0800 570 0800![]() |
| Foto: |
O lucro é de toda a sociedade.
O comércio convencional como praticamos hoje, tradicionalmente, possui a mesma relação desde a antiguidade: há um produtor, um vendedor e, na ponta do processo, um comprador. Essa relação acompanhou toda a evolução da sociedade.
As perguntas são: essa relação também evoluiu? É benéfica para todas as partes? Contribui significamente para uma sociedade mais harmoniosa e equilibrada? Tem preocupações com a sustentabilidade ambiental e do próprio comércio? Para suprir esses questionamentos, surge um novo conceito de relação comercial: o Comércio Justo e Solidário.
Por definição, Comércio Justo é uma “parceria comercial, baseada em diálogo, transparência e respeito, que busca maior eqüidade no comércio internacional. Ele contribui para o desenvolvimento sustentável, por meio de melhores condições de troca e garantia dos direitos para produtores e trabalhadores marginalizados”. (IFAT – international Federation of Alternative Trade)
Trata-se de uma estratégia mundial para diminuição da pobreza e de fortalecimento do desenvolvimento sustentado, à medida que propicia uma visão estratégica de inclusão social e econômica, especialmente em localidades de menor densidade econômica e com baixo índice de desenvolvimento humano (IDH).
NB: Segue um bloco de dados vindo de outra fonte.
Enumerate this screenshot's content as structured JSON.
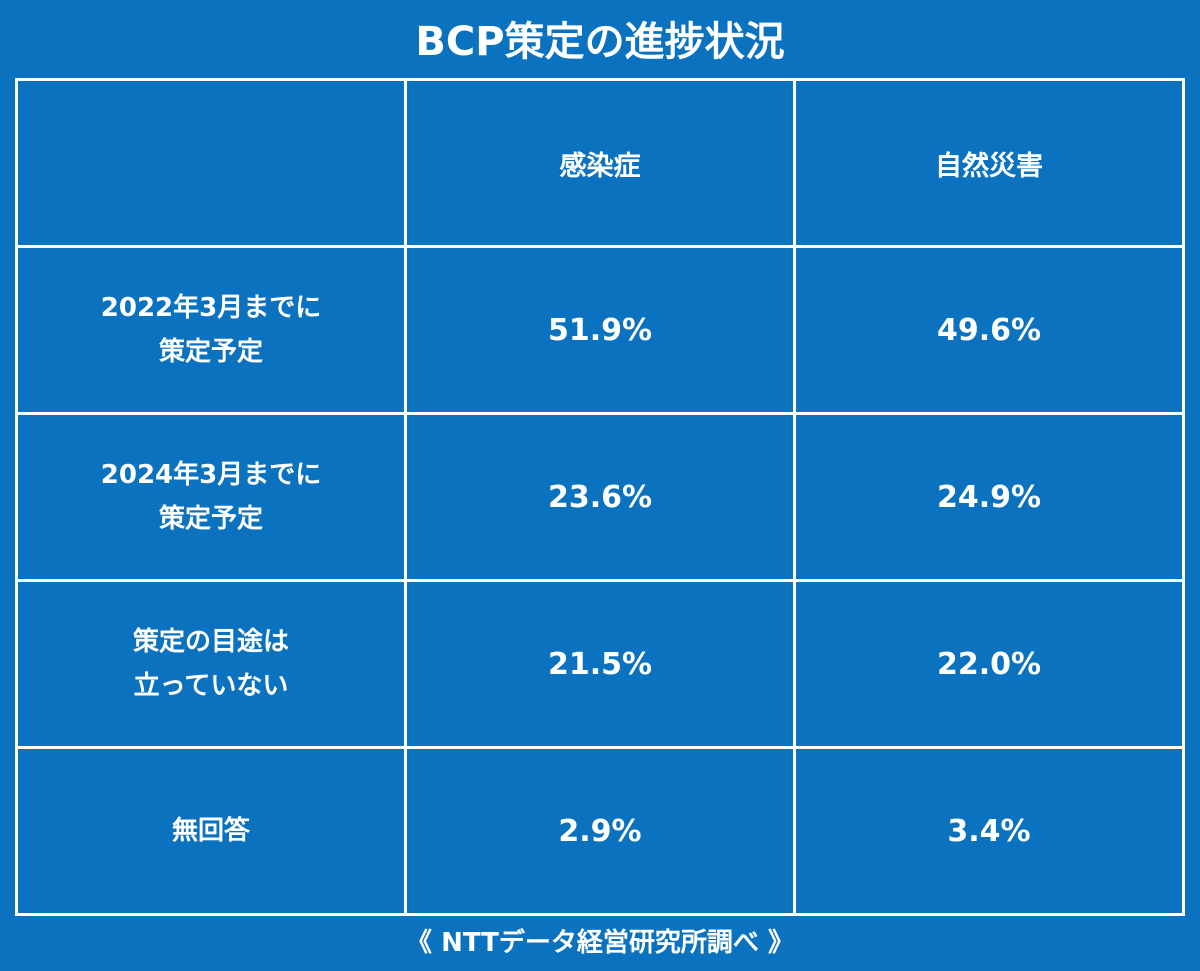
{
  "title": "BCP策定の進捗状況",
  "table": {
    "header": [
      "",
      "感染症",
      "自然災害"
    ],
    "rows": [
      {
        "label": [
          "2022年3月までに",
          "策定予定"
        ],
        "cells": [
          "51.9%",
          "49.6%"
        ]
      },
      {
        "label": [
          "2024年3月までに",
          "策定予定"
        ],
        "cells": [
          "23.6%",
          "24.9%"
        ]
      },
      {
        "label": [
          "策定の目途は",
          "立っていない"
        ],
        "cells": [
          "21.5%",
          "22.0%"
        ]
      },
      {
        "label": [
          "無回答"
        ],
        "cells": [
          "2.9%",
          "3.4%"
        ]
      }
    ]
  },
  "source": "《 NTTデータ経営研究所調べ 》"
}
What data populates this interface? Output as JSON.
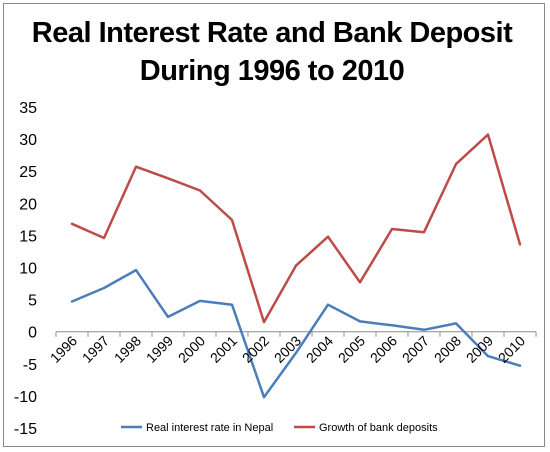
{
  "chart_data": {
    "type": "line",
    "title_lines": [
      "Real Interest Rate and Bank Deposit",
      "During 1996 to 2010"
    ],
    "xlabel": "",
    "ylabel": "",
    "x": [
      "1996",
      "1997",
      "1998",
      "1999",
      "2000",
      "2001",
      "2002",
      "2003",
      "2004",
      "2005",
      "2006",
      "2007",
      "2008",
      "2009",
      "2010"
    ],
    "ylim": [
      -15,
      35
    ],
    "yticks": [
      -15,
      -10,
      -5,
      0,
      5,
      10,
      15,
      20,
      25,
      30,
      35
    ],
    "grid": false,
    "legend_position": "bottom",
    "series": [
      {
        "name": "Real interest rate in Nepal",
        "color": "#4a7ebb",
        "values": [
          4.7,
          6.8,
          9.6,
          2.3,
          4.8,
          4.2,
          -10.2,
          -3.3,
          4.2,
          1.6,
          1.0,
          0.3,
          1.3,
          -3.8,
          -5.3
        ]
      },
      {
        "name": "Growth of bank deposits",
        "color": "#be4b48",
        "values": [
          16.8,
          14.6,
          25.7,
          23.9,
          22.0,
          17.4,
          1.5,
          10.3,
          14.8,
          7.7,
          16.0,
          15.5,
          26.1,
          30.7,
          13.6
        ]
      }
    ]
  }
}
Os objetivos desse novo comércio.
O principal objetivo do Comércio Justo e Solidário é garantir vida digna e perspectiva de futuro a empreendedores, por meio do comércio de seus produtos e serviços em condições justas e não de ajuda humanitária assistencialista. Para isso, estabelece o contato direto entre comprador e produtor.
Essa relação exime o empreendedor da dependência de intermediários e das instabilidades do mercado, ao mesmo tempo em que assegura ao cliente o papel de verdadeiro parceiro e agente do bem estar do seu fornecedor. Surge, assim, um novo perfil de consumidor: consciente e com responsabilidade social.
O resultado desse novo conceito é uma remuneração justa e uma relação comercial estável, além do desenvolvimento sustentável da comunidade, tanto no aspecto socioeconômico, quanto no que diz respeito ao meio ambiente.
Comércio Justo e Solidário. O Sebrae comprou essa idéia.
É uma missão do Sebrae identificar potencialidades e vocações econômicas em pequenas comunidades e municípios brasileiros. Nesse contexto, o Sebrae conheceu a realidade de aproximadamente 1.700 municípios e constatou que pequenos produtores e empreendedores dessas regiões têm uma produção de qualidade que, no entanto, não é acessível aos consumidores brasileiros.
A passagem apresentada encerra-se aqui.